The order of an element is the smallest power which gives the identity the element in two ways. It is smallest in the sense of being numerically smallest, but it is also smallest in the sense that it divides any power which gives the identity.
$\textbf{Definition:}$ If $G$ is a group and $g \in \text{G},$ then the subgroup generated by $g$ is $\langle g \rangle = \{g^{n} | n \in \mathbf{Z}\}.$
$\textbf{Definition:}$ A group $\text{G}$ is cyclic if $\text{G} = \langle g \rangle$ for some $g \in \text{G}.\; g$ is a generator of $\langle g \rangle.$ If a generator $g$ has order $n, \text{G} = \langle g \rangle$ is cyclic of order $n.$ If a generator $g$ has infinite order, $\text{G} = \langle g \rangle$ is infinite cyclic.
Since, $\text{G}$ is a cyclic group with generator ‘$a$’, where Order of ‘$a$’ is $38.$ So, Order of $\text{G}$ is $38.$ Order of an element of the group divides the order of the Group.

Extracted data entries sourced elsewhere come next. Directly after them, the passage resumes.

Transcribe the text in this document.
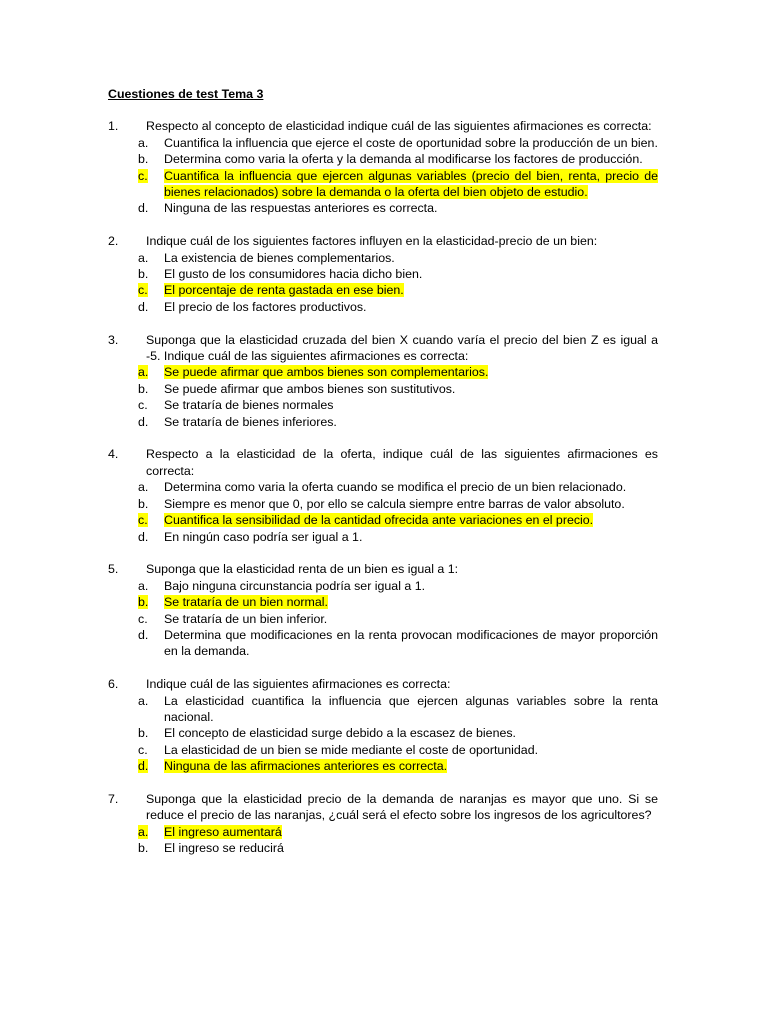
Cuestiones de test Tema 3
1.	Respecto al concepto de elasticidad indique cuál de las siguientes afirmaciones es correcta:
a.	Cuantifica la influencia que ejerce el coste de oportunidad sobre la producción de un bien.
b.	Determina como varia la oferta y la demanda al modificarse los factores de producción.
c.	Cuantifica la influencia que ejercen algunas variables (precio del bien, renta, precio de bienes relacionados) sobre la demanda o la oferta del bien objeto de estudio.
d.	Ninguna de las respuestas anteriores es correcta.
2.	Indique cuál de los siguientes factores influyen en la elasticidad-precio de un bien:
a.	La existencia de bienes complementarios.
b.	El gusto de los consumidores hacia dicho bien.
c.	El porcentaje de renta gastada en ese bien.
d.	El precio de los factores productivos.
3.	Suponga que la elasticidad cruzada del bien X cuando varía el precio del bien Z es igual a -5. Indique cuál de las siguientes afirmaciones es correcta:
a.	Se puede afirmar que ambos bienes son complementarios.
b.	Se puede afirmar que ambos bienes son sustitutivos.
c.	Se trataría de bienes normales
d.	Se trataría de bienes inferiores.
4.	Respecto a la elasticidad de la oferta, indique cuál de las siguientes afirmaciones es correcta:
a.	Determina como varia la oferta cuando se modifica el precio de un bien relacionado.
b.	Siempre es menor que 0, por ello se calcula siempre entre barras de valor absoluto.
c.	Cuantifica la sensibilidad de la cantidad ofrecida ante variaciones en el precio.
d.	En ningún caso podría ser igual a 1.
5.	Suponga que la elasticidad renta de un bien es igual a 1:
a.	Bajo ninguna circunstancia podría ser igual a 1.
b.	Se trataría de un bien normal.
c.	Se trataría de un bien inferior.
d.	Determina que modificaciones en la renta provocan modificaciones de mayor proporción en la demanda.
6.	Indique cuál de las siguientes afirmaciones es correcta:
a.	La elasticidad cuantifica la influencia que ejercen algunas variables sobre la renta nacional.
b.	El concepto de elasticidad surge debido a la escasez de bienes.
c.	La elasticidad de un bien se mide mediante el coste de oportunidad.
d.	Ninguna de las afirmaciones anteriores es correcta.
7.	Suponga que la elasticidad precio de la demanda de naranjas es mayor que uno. Si se reduce el precio de las naranjas, ¿cuál será el efecto sobre los ingresos de los agricultores?
a.	El ingreso aumentará
b.	El ingreso se reducirá
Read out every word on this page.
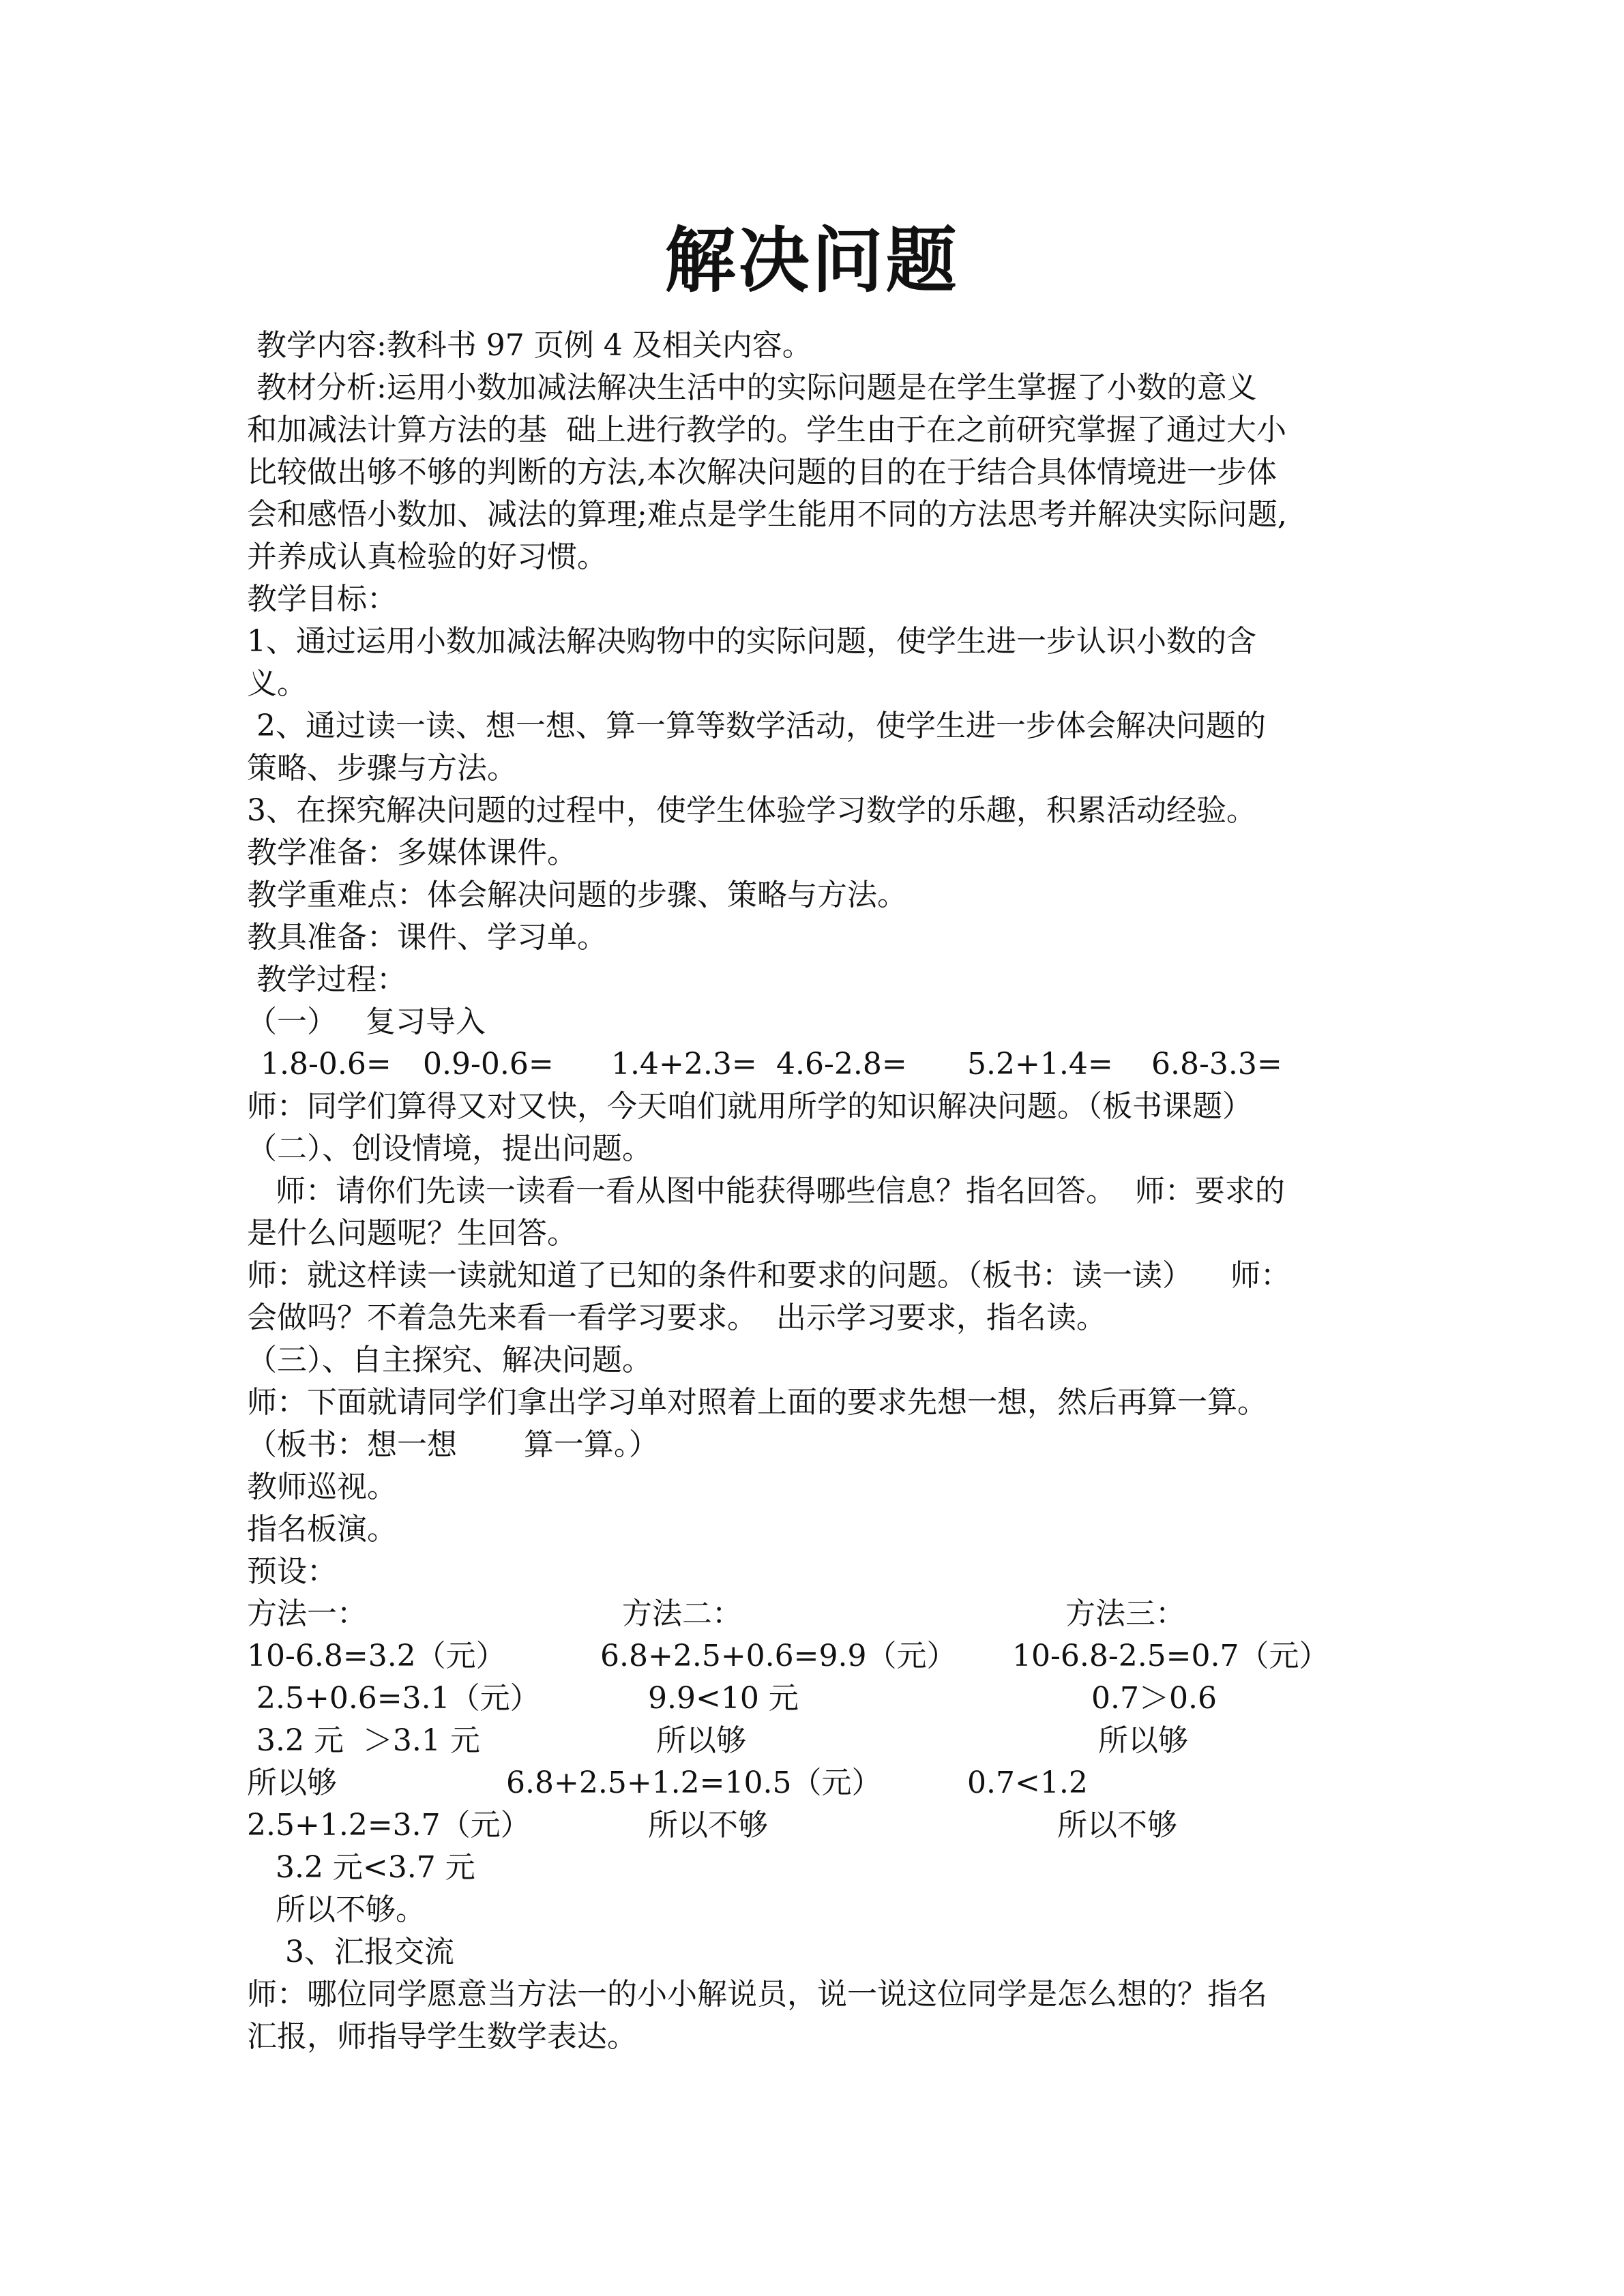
解决问题
教学内容:教科书 97 页例 4 及相关内容。
教材分析:运用小数加减法解决生活中的实际问题是在学生掌握了小数的意义
和加减法计算方法的基  础上进行教学的。学生由于在之前研究掌握了通过大小
比较做出够不够的判断的方法,本次解决问题的目的在于结合具体情境进一步体
会和感悟小数加、减法的算理;难点是学生能用不同的方法思考并解决实际问题,
并养成认真检验的好习惯。
教学目标：
1、通过运用小数加减法解决购物中的实际问题，使学生进一步认识小数的含
义。
2、通过读一读、想一想、算一算等数学活动，使学生进一步体会解决问题的
策略、步骤与方法。
3、在探究解决问题的过程中，使学生体验学习数学的乐趣，积累活动经验。
教学准备：多媒体课件。
教学重难点：体会解决问题的步骤、策略与方法。
教具准备：课件、学习单。
教学过程：
（一）   复习导入
1.8-0.6= 0.9-0.6= 1.4+2.3= 4.6-2.8= 5.2+1.4= 6.8-3.3=
师：同学们算得又对又快，今天咱们就用所学的知识解决问题。（板书课题）
（二）、创设情境，提出问题。
师：请你们先读一读看一看从图中能获得哪些信息？指名回答。  师：要求的
是什么问题呢？生回答。
师：就这样读一读就知道了已知的条件和要求的问题。（板书：读一读）    师：
会做吗？不着急先来看一看学习要求。  出示学习要求，指名读。
（三）、自主探究、解决问题。
师：下面就请同学们拿出学习单对照着上面的要求先想一想，然后再算一算。
（板书：想一想       算一算。）
教师巡视。
指名板演。
预设：
方法一：	方法二：	方法三：
10-6.8=3.2（元）	6.8+2.5+0.6=9.9（元） 10-6.8-2.5=0.7（元）
2.5+0.6=3.1（元）	9.9<10 元	0.7＞0.6
3.2 元  ＞3.1 元	所以够	所以够
所以够	6.8+2.5+1.2=10.5（元）	0.7<1.2
2.5+1.2=3.7（元）	所以不够	所以不够
3.2 元<3.7 元
所以不够。
3、汇报交流
师：哪位同学愿意当方法一的小小解说员，说一说这位同学是怎么想的？指名
汇报，师指导学生数学表达。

Assume the order of $a^{32}$ is $m$ then $m$ divides $38.$ So, possible values to check for $m$ is $1$ or $2$ or $19$ or $38.$
And since the order of $a^{32}$ is $m$ then $(a^{32} )^{m} = 1.$
So, $m$ can not be $1$ (because if $m=1$ then order of “$a$” would be $32,$ but it is $38$ in the question)
So, $m$ cannot be $2,$ because if $m=2,$ then $(a^{32} )^{2} = 1,$ so, $a^{64} = 1,$ So, $a^{64} = a^{38}.a^{26} = 1,$ So, $a^{26} = 1,$ then order of “$a$” would be $26,$ but it is $38$ in the question)
$m = 19$ works. $19$ divides $38$ and also $(a^{32} )^{19} = 1.$
Since, order of an element $g$ is smallest positive integer for which power of $g$ becomes identity element, so, $38$ cannot be order $m$ here as $19$ is already working.
$\textbf{Conclusion:}$ In any cyclic group with generator $g,$ order $n;$ order of any element $g^{p}$ will be the smallest positive integer $m$ such that $n$ divides $pm.$
Where $(m,n)$ means $\gcd(m,n).$
Basically find the minimum $m$ for which $(a^{32} )^{m} = 1.$ Also, we know $(a^{38} ) = 1.$
So, $38$ divides $32*m.$ So, $19$ divides $16m.$
We know that “If $p$ is prime and $p|qr ,$ then $p|q$ or $p|r$” .
So, the minimum possible value of $m$ is $19.$